The name is listed in two parts: [Genus species]; so in the example of White Oak, it would be listed as [Quercus alba], where Quercus is the genus of the tree, and alba is the species.
When two or more species are included in a genus under a single common name, only the genus will be listed, with a “spp.” afterward. For example, Purpleheart is comprised of many similar species, and is listed as: Peltogyne spp.
Sometimes botanists find more evidence which warrants a tree to be placed in a different taxonomic group than what was previously assessed. In these instances, the older scientific name can sometimes come into widespread use, thus making it hard for publications and others to ensure up-to-date information. Such older scientific names are referred to as synonyms, and if a synonym has come into widespread use, it will be noted after the current name, such as: “Calocedrus decurrens (syn. Libocedrus decurrens).”
Ironically, as more information and techniques are used to help classify trees, some species seem to have quite an unstable scientific naming history.

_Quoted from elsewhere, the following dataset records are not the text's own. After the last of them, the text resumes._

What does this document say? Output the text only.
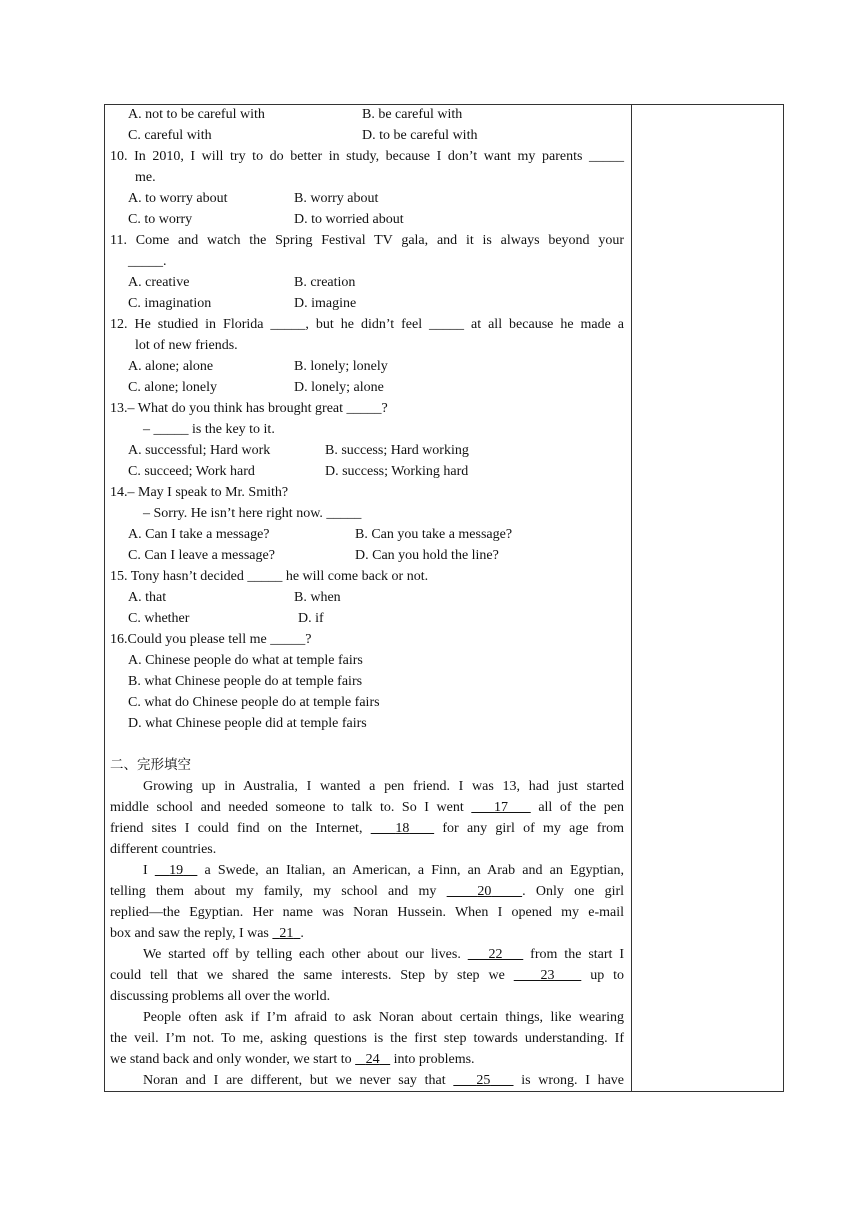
A. not to be careful with	B. be careful with
C. careful with	D. to be careful with
10. In 2010, I will try to do better in study, because I don’t want my parents _____
me.
A. to worry about	B. worry about
C. to worry	D. to worried about
11. Come and watch the Spring Festival TV gala, and it is always beyond your
_____.
A. creative	B. creation
C. imagination	D. imagine
12. He studied in Florida _____, but he didn’t feel _____ at all because he made a
lot of new friends.
A. alone; alone	B. lonely; lonely
C. alone; lonely	D. lonely; alone
13.– What do you think has brought great _____?
– _____ is the key to it.
A. successful; Hard work	B. success; Hard working
C. succeed; Work hard	D. success; Working hard
14.– May I speak to Mr. Smith?
– Sorry. He isn’t here right now. _____
A. Can I take a message?	B. Can you take a message?
C. Can I leave a message?	D. Can you hold the line?
15. Tony hasn’t decided _____ he will come back or not.
A. that	B. when
C. whether	D. if
16.Could you please tell me _____?
A. Chinese people do what at temple fairs
B. what Chinese people do at temple fairs
C. what do Chinese people do at temple fairs
D. what Chinese people did at temple fairs
二、完形填空
Growing up in Australia, I wanted a pen friend. I was 13, had just started
middle school and needed someone to talk to. So I went 17 all of the pen
friend sites I could find on the Internet, 18 for any girl of my age from
different countries.
I 19 a Swede, an Italian, an American, a Finn, an Arab and an Egyptian,
telling them about my family, my school and my	20 . Only one girl
replied—the Egyptian. Her name was Noran Hussein. When I opened my e-mail
box and saw the reply, I was 21 .
We started off by telling each other about our lives. 22 from the start I
could tell that we shared the same interests. Step by step we	23	up to
discussing problems all over the world.
People often ask if I’m afraid to ask Noran about certain things, like wearing
the veil. I’m not. To me, asking questions is the first step towards understanding. If
we stand back and only wonder, we start to 24 into problems.
Noran and I are different, but we never say that 25 is wrong. I have
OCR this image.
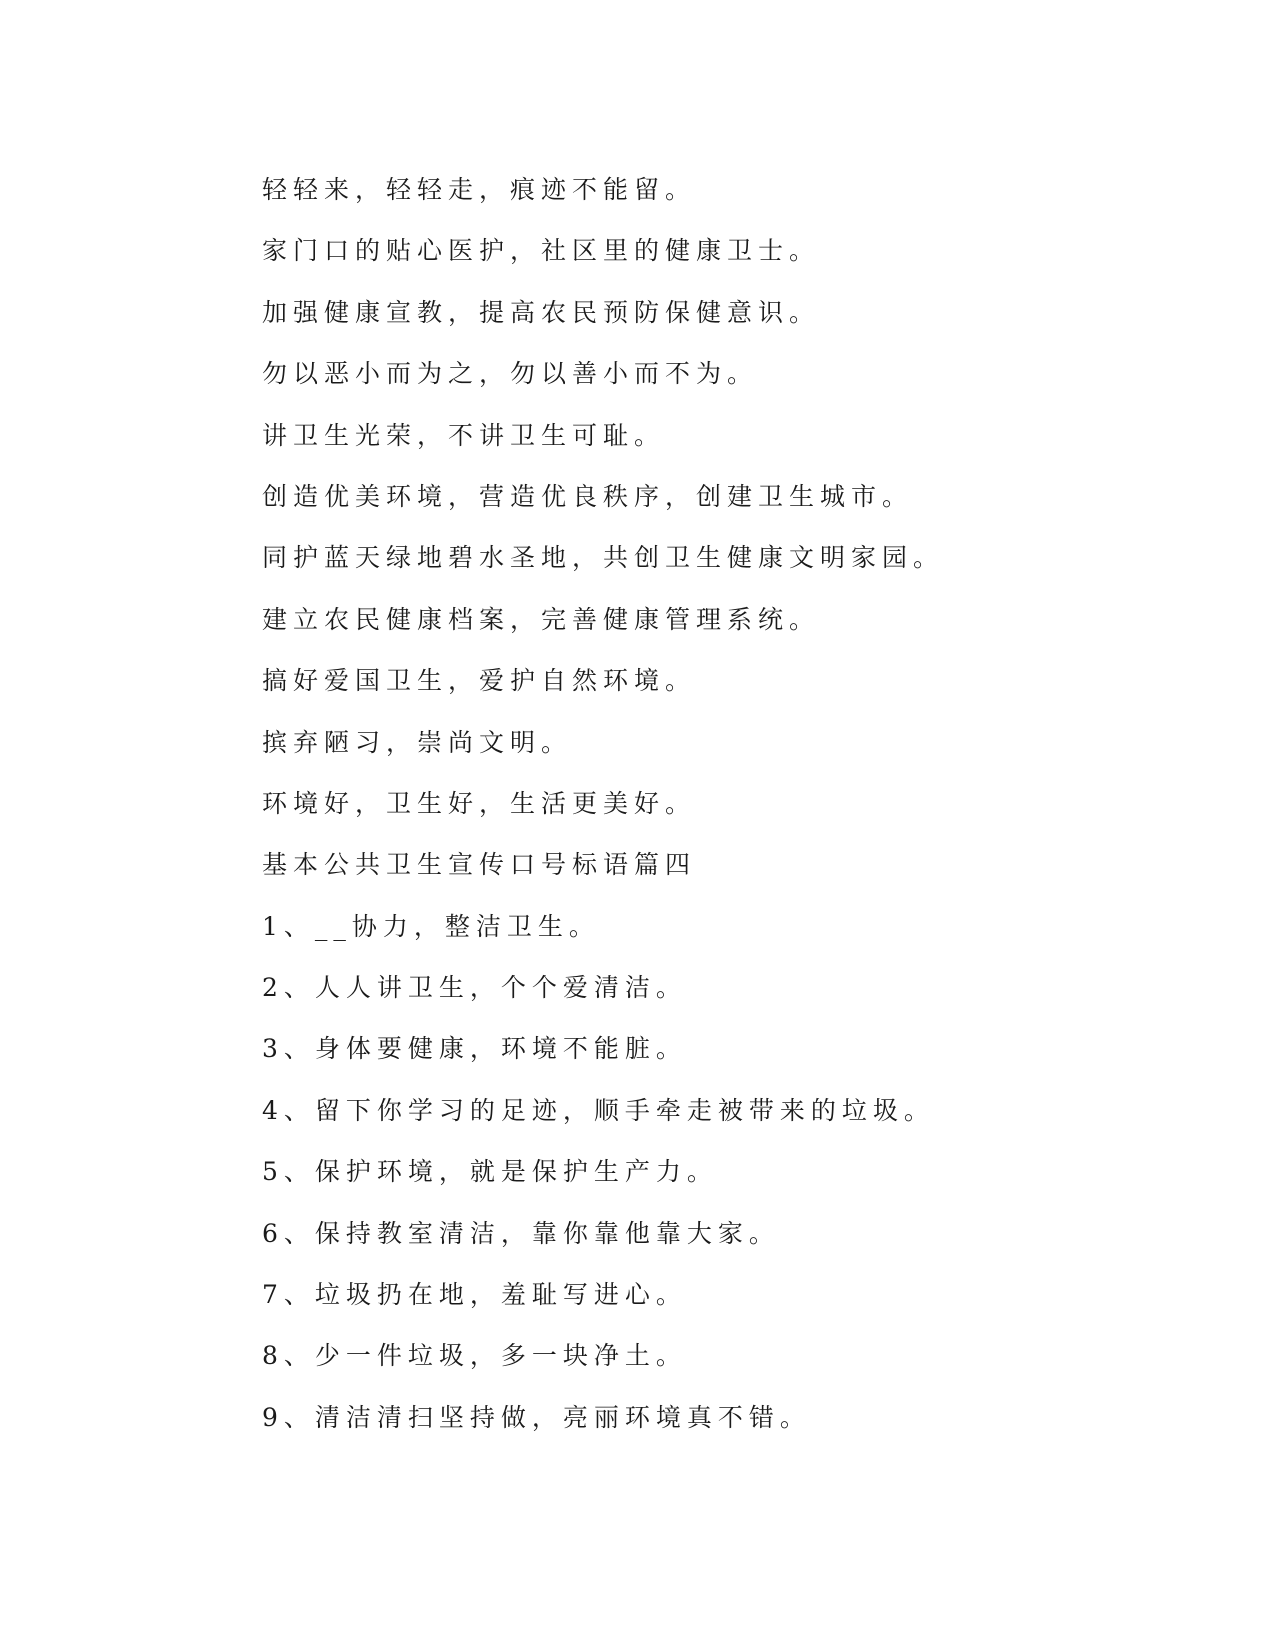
轻轻来，轻轻走，痕迹不能留。
家门口的贴心医护，社区里的健康卫士。
加强健康宣教，提高农民预防保健意识。
勿以恶小而为之，勿以善小而不为。
讲卫生光荣，不讲卫生可耻。
创造优美环境，营造优良秩序，创建卫生城市。
同护蓝天绿地碧水圣地，共创卫生健康文明家园。
建立农民健康档案，完善健康管理系统。
搞好爱国卫生，爱护自然环境。
摈弃陋习，崇尚文明。
环境好，卫生好，生活更美好。
基本公共卫生宣传口号标语篇四
1、__协力，整洁卫生。
2、人人讲卫生，个个爱清洁。
3、身体要健康，环境不能脏。
4、留下你学习的足迹，顺手牵走被带来的垃圾。
5、保护环境，就是保护生产力。
6、保持教室清洁，靠你靠他靠大家。
7、垃圾扔在地，羞耻写进心。
8、少一件垃圾，多一块净土。
9、清洁清扫坚持做，亮丽环境真不错。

For example, Alaskan Yellow Cedar was initially placed in the Cupressus genus, and later in the Chamaecyparisgenus (where it remained for roughly 160 years). Recent reclassifications have moved it from Chamaecyparis to a newly created genus named Xanthocyparis, and then to Callitropsis, and finally back into Cupressus. However, such taxonomic diversity is rare, and on the whole, scientific names are the most reliable and clearest way of expressing precisely which wood species is being referred to.